As financial services organizations transition from proof of concept to real-world impact with AI projects, there is a growing consensus to continue investing. Key areas of focus include identifying new AI use cases, partnering to accelerate adoption, optimizing workflows, and expanding computing infrastructure. Although the intention to hire more AI experts has decreased by 8 percentage points (from 28% in 2023 to 20% in 2022), there has been a 28% positive change in plans to invest in additional AI use cases (from 40% to 51%). This increase may be attributed to the wider availability of pretrained models and frameworks, making it easier for organizations to tailor AI applications to their needs.

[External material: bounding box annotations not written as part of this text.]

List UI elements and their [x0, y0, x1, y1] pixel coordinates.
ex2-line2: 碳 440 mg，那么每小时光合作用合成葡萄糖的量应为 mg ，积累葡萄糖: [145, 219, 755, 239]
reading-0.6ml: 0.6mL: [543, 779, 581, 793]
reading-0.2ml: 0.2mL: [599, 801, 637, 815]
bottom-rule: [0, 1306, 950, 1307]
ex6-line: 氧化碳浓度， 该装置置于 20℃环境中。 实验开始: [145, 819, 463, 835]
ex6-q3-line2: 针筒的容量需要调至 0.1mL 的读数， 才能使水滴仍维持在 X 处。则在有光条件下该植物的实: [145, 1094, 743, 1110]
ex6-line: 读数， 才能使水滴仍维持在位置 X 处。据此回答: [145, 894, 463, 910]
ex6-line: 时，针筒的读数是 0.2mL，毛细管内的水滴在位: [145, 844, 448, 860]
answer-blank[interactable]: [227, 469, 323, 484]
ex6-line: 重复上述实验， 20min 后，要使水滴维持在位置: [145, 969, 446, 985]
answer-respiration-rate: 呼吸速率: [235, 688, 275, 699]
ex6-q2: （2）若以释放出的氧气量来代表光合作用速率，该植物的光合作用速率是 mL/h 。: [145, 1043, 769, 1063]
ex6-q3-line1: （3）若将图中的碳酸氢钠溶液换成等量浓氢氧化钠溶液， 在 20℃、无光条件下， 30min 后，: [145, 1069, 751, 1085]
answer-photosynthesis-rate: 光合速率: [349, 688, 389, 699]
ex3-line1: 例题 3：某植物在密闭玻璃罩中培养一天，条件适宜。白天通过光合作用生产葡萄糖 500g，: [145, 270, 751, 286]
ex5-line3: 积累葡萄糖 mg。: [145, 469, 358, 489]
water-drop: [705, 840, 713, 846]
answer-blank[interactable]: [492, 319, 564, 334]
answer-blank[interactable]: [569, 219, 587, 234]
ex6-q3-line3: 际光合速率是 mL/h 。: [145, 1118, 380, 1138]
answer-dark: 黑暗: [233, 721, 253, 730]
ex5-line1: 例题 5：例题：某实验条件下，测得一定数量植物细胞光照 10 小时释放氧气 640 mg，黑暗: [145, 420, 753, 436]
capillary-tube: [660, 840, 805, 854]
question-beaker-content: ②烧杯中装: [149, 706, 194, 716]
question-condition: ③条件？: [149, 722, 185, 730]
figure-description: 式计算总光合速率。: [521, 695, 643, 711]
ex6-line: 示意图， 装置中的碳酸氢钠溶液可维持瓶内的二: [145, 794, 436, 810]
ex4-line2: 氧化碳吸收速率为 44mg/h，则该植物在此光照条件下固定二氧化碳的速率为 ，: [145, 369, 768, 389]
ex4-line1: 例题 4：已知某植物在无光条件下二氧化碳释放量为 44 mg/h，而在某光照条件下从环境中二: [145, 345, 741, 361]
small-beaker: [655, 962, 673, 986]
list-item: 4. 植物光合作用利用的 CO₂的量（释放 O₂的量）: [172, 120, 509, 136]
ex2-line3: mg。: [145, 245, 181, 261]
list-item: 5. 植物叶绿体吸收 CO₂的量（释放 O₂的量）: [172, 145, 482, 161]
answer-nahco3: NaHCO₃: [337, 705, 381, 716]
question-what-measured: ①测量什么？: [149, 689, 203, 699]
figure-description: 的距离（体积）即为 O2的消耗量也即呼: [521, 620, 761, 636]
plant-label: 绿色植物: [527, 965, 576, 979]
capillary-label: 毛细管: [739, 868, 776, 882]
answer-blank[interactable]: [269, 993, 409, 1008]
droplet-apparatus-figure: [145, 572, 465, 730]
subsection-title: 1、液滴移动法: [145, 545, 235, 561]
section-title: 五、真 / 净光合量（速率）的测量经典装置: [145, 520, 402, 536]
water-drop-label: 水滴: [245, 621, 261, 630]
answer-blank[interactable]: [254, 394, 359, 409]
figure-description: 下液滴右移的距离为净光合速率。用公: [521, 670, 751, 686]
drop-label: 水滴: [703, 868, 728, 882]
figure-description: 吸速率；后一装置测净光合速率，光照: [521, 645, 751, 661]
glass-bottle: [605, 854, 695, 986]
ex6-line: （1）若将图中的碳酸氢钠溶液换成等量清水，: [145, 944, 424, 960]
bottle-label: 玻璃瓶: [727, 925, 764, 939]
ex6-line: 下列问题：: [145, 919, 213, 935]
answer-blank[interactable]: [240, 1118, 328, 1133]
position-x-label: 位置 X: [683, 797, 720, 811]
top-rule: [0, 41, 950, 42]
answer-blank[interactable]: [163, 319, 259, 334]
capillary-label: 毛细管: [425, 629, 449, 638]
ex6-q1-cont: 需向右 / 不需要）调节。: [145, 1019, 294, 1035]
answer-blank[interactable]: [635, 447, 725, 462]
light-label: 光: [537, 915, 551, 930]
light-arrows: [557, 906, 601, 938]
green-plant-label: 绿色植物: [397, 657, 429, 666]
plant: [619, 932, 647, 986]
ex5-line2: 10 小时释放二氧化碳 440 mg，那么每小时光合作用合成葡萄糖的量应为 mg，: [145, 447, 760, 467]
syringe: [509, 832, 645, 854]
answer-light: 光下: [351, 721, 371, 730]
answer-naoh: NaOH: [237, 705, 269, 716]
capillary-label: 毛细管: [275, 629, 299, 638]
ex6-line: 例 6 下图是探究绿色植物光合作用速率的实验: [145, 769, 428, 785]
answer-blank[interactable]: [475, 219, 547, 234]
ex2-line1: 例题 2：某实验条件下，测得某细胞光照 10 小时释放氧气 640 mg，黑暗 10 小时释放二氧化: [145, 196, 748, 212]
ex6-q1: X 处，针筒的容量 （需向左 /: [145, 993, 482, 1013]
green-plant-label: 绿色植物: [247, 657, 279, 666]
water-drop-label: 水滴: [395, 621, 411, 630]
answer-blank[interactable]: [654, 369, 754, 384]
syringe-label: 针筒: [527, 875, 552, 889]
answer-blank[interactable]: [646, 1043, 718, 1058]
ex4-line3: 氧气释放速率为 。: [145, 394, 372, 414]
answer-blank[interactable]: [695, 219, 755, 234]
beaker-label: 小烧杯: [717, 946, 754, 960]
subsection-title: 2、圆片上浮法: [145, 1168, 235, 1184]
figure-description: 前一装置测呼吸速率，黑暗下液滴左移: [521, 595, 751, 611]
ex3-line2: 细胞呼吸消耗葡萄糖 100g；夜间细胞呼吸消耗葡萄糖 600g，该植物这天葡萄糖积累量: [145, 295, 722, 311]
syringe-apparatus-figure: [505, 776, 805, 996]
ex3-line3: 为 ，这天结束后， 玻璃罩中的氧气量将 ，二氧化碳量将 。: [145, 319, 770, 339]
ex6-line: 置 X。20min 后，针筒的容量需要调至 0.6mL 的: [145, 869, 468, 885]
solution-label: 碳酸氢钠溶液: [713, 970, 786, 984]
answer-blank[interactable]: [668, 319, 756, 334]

As organizations seek to broaden their AI use cases, they will require additional computing infrastructure, necessitating investments in hardware and software. Despite this, only 34% of respondents agree that their company invests enough money in AI, with 39% feeling that their company is underinvesting. However, this sentiment might change soon, as 97% of respondents indicate that their company will increase spending on AI infrastructure this year.
More than half of financial services professionals are convinced that AI will play a crucial role in business success, and 91% of organizations are already assessing or deploying AI in production. From enhancing fraud detection to powering algorithmic trading and personalized customer interactions through chatbots, AI can help organizations control costs while providing higher-quality services to customers and partners.